Too naïve? Probably.
Anyway, since TB3/USB4 will be backwards compatible to USB 3 and 2 I'm sure that we'll see more and more motherboards with multiple USB-C as standard (with maybe one or two legacy USB-A) and we'll see a lot more devices goes USB-C so they can stick 'USB4' on the packaging...
I have a laptop at work with a Thunderbolt 3 "dock" so I can have a pair of screens and a proper keyboard and mouse. I hate that pile of junk with a passion, enough that a very expensive i7 laptop now sits idle as I cobbled together a PC using an old AMD FM1 Trinity APU and mini ITX board I had kicking about. Yes that's a noticeable drop in performance, but I'm not constantly swearing at it and can actually get on with my work so productivity is up.
I can only hope that proper adoption as a USB standard sorts it out.
Gone are thw days of the stamp down port replicators like the lenovos and dells of yore.
I hate the USB-C and Thunderbolt docks, they never seem to "just work". I always have to faff.

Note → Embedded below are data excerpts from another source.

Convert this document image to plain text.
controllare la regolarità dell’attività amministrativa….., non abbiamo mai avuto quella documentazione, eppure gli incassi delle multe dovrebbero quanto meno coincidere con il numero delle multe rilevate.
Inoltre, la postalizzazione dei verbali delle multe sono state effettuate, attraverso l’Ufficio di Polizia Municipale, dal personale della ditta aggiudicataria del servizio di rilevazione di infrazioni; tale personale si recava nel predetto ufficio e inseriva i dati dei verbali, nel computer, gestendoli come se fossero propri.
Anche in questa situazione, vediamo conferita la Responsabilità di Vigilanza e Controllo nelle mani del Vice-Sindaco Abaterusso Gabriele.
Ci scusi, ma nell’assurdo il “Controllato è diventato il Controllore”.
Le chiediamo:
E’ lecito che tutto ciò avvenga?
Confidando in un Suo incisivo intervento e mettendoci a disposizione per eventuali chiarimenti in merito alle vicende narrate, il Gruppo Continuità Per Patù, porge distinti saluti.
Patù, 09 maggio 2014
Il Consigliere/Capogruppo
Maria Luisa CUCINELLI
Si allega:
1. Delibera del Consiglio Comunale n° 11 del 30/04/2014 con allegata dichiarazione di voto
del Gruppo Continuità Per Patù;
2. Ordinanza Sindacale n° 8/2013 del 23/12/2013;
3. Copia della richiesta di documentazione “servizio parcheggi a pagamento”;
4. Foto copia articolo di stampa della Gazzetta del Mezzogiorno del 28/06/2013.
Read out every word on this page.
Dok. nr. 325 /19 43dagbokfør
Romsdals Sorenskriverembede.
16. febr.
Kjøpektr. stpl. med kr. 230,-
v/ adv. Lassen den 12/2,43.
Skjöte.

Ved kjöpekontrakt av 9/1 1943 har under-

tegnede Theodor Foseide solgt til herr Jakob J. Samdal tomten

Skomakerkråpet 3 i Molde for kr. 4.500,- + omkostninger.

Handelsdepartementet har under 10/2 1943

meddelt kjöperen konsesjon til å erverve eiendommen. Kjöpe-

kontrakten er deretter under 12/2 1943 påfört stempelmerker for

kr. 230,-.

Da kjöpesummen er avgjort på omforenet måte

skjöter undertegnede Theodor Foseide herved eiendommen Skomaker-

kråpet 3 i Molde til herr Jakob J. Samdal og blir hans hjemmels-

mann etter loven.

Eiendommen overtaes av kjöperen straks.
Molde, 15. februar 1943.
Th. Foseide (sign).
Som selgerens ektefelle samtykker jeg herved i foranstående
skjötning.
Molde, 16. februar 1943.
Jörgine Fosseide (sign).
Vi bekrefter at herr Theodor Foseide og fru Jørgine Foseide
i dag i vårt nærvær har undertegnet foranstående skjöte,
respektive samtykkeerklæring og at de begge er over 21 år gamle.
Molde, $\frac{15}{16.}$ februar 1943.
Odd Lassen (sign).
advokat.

That and i found the USB-C docks from HP seem to have some weird problem with jumbo frames meaning i could not perform some aspects of my role without my ethernet plugged directly into laptop and not by dock
Any USB and/or Thunderbolt device that has a USB C port should work already. Any Computer that has Thunderbolt 3 support should work already. Windows 10, Mac OS X and Current Linux distros all support Thunderbolt natively. Updating drivers will be easy.

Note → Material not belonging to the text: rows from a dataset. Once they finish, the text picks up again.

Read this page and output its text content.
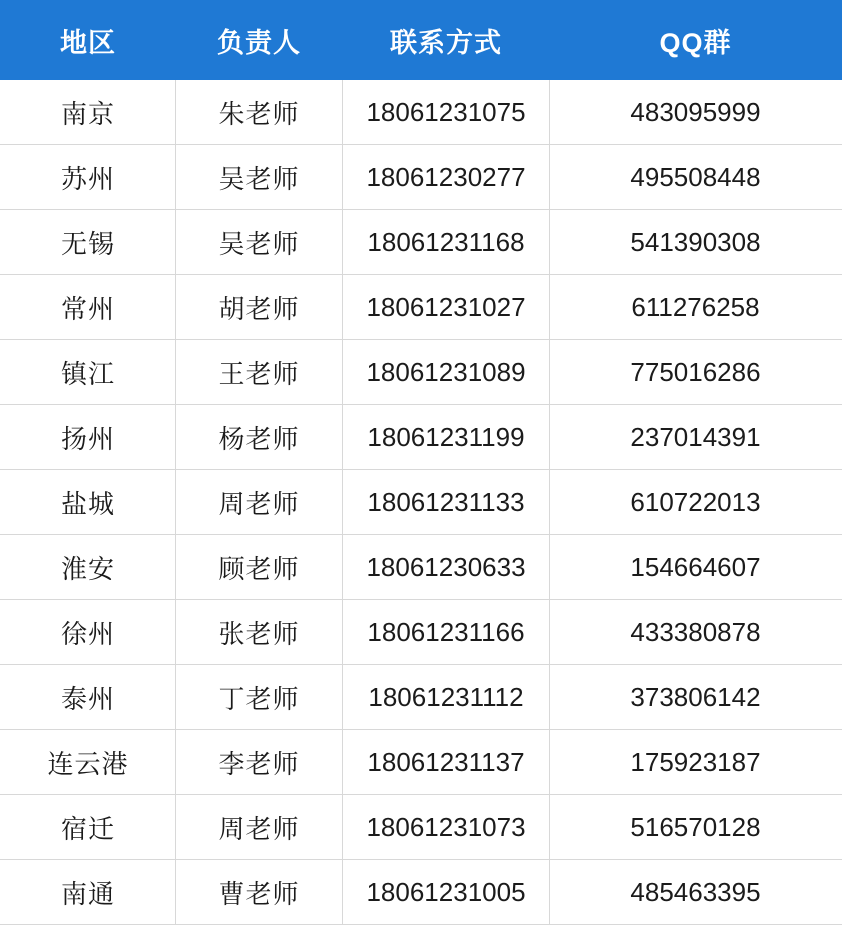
地区	负责人	联系方式	QQ群
南京	朱老师	18061231075	483095999
苏州	吴老师	18061230277	495508448
无锡	吴老师	18061231168	541390308
常州	胡老师	18061231027	611276258
镇江	王老师	18061231089	775016286
扬州	杨老师	18061231199	237014391
盐城	周老师	18061231133	610722013
淮安	顾老师	18061230633	154664607
徐州	张老师	18061231166	433380878
泰州	丁老师	18061231112	373806142
连云港	李老师	18061231137	175923187
宿迁	周老师	18061231073	516570128
南通	曹老师	18061231005	485463395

This will roll out faster than anything we have seen so far because there is really nothing that new to implement.
raygdunn (05-03-2019)
If you want a 40 Gbpa cable more than 0.5 meters long, how much are fibre-optic cables going to cost?
And we haven't even got "USB 3.2 20Gbps" with us yet. A stopgap measure? Presumably manufacturers will go straight to USB4 now.
The driver to cope with all these USB 2-4 standards could be huge.. Plenty of scope for bugs no doubt.
I only recently got my USB 3.0 add-on card working 100%, after discovering it required an additional 12V power connector.(Discovered that when I purchased a replacement )
Fibre optics aren't necessary, DAC cables like SFP (10gbps) and QSFP (40gbps) exist to quite reasonable lengths but aren't conveniently sized due to no need for portability.
I implore you to watch this: https://youtu.be/q5xvwPa3r7M
Linus and co got PCIe 3.0 to 3 metres and if we take the GPU as an 8x speed, that's a potential ~60gbps over 3m and the standard isn't even rated past 50cm.
Getting copper over reasonable distances at high bandwidth is not difficult but from what i se on my consultancy, 2m is a good target distance. If you need a 5m+ USB cable, you really need to reconsider the base station location.